Housing market locks out women as accommodation becomes unaffordable across England

'Women are likely to find themselves unable to afford a home of their own if that relationship breaks down. Not surprisingly the majority of statutory homeless people are women,' says report author

Maya Oppenheim
Women's Correspondent
Thursday 18 July 2019 14:43
While average rents take 43 per cent of women’s median earnings, they take just 28 per cent of men’s
While average rents take 43 per cent of women’s median earnings, they take just 28 per cent of men’s

Women are locked out of the housing market, according to a new report which found that homes are unaffordable for them in every single English region.

Researchers found women need over 12 times their annual salaries to be able to buy a home in England.

Men, on the other hand, need just eight times their annual salaries, according to the report by Women’s Budget Group and Women’s Housing Forum.

Average rents take 43 per cent of women’s median earnings, they take just 28 per cent of men’s, it states.

The report, titled “A Home of her Own, Women and Housing”, argues the UK’s housing system is in crisis and some of the causes and impacts of the crisis are gendered.

It found women’s lower incomes relative to men’s, means they are less able to afford housing.

Their caring responsibilities result in them having specific needs when finding a suitable home for themselves and their children, it says.

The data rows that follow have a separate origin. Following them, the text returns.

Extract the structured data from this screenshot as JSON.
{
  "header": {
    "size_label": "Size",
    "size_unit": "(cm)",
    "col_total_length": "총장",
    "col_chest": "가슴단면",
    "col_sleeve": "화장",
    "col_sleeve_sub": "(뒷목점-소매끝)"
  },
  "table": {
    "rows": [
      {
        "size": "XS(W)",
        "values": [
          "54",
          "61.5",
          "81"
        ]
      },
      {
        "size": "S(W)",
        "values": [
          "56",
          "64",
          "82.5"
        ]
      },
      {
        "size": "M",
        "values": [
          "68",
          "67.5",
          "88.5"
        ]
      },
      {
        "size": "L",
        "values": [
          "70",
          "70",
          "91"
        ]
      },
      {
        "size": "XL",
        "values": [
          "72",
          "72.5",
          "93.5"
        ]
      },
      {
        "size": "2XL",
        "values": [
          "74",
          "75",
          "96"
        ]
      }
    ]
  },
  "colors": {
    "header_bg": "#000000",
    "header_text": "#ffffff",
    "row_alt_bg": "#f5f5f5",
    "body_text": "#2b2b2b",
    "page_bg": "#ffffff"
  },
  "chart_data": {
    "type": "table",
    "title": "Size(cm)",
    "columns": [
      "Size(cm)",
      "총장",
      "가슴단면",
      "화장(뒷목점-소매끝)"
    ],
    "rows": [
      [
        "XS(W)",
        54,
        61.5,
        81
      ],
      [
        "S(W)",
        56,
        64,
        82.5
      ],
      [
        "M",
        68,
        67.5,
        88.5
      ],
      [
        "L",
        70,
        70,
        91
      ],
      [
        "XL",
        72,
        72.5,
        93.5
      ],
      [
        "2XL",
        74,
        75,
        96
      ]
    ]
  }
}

Those hit hardest by housing costs were found to be divorced women and those from black and minority ethnic groups, it adds.

“Housing is one of the most urgent public policy issues in the UK with a large number of people pushed into poverty by housing costs or unable to afford to rent or buy,” said the report's author, Dr Sara Reis.

“But our report shows that this crisis of housing affordability is far worse for women than for men. Although women and men tend to buy or rent their homes as a couple, women are likely to find themselves unable to afford a home of their own if that relationship breaks down. Not surprisingly the majority of statutory homeless people are women. Single mothers are two thirds of all statutory homeless families with children.”

There is no region in England where the average home to rent is affordable for a woman on median earnings, whereas the average home to rent is affordable for men on median earnings in every region except London and the South East, the report says.

The regions with the largest gap in affordability between women and men are the South East and the East.

Austerity measures since 2012 mean rent now radically outstrips housing benefit, according to the report which is being launched at a parliamentary event on Thursday, with 90 per cent of private renters on housing benefit in 2015 facing shortfalls.

Women are being disproportionately affected by these cuts due to making up some 60 per cent of housing benefit claimants, it states.

It also says that universal credit and the benefit cap, coupled with a severe shortage of social and affordable housing, is leading to mounting numbers of evictions and homelessness.

The majority – some 67 per cent – of statutory homeless people are women, the study found.

The report also looked at mortgage affordability and found women’s incomes fall over 50 per cent short in most regions – excluding in the North East, North West and Yorkshire and the Humber – when it comes to buying a house with a typical mortgage.

In comparison, men’s incomes only fall over 50 per cent short in London and the South East.

Researchers cited the case of Amanda who is originally from Poland but moved to Britain as a teenager as how the study's findings play out in real life.

She has two children – one is seven and another is three-months-old. Her last job ended at the beginning of 2018 and she was trying to find a new one but then became ill and found out she was expecting a baby. She could no longer afford to live at her private rental property as her landlord raised the rent on it.

She declared herself as homeless and went into temporary accommodation last August. At the same time, she had to claim Universal Credit which meant her only income, Tax Credits, stopped.

The Department for Work and Pensions then decided she was not eligible for benefits due to not having a right to reside. This was successfully challenged but she was left in temporary accommodation with zero income apart from child benefit.

She was forced to walk her daughter to and back from school due to the accommodation being far away from the school until it became too difficult with her pregnancy. Subjected to delays from the homelessness team at her local council, she was finally advised she had been accepted as homeless in January of this year.

Denise Fowler, co-chair of the Women’s Housing Forum, said: “This report highlights the link between providing women with safe, secure, good quality, affordable accommodation and the wider fight for women’s equality. Without a safe secure affordable home of her own, no woman can achieve her potential. I hope it will be a call to action across the UK.”

A spokesperson for the Ministry of Housing, Communities & Local Government said: “We want a housing market which works for all, that’s why we are investing £9bn in building more affordable homes and have built 408,000 affordable homes since 2010, of which 308,000 are for rent.

“We are making rented housing more affordable - in April we changed the law to protect renters right now by capping tenancy deposits and banning unfair letting agency fees.”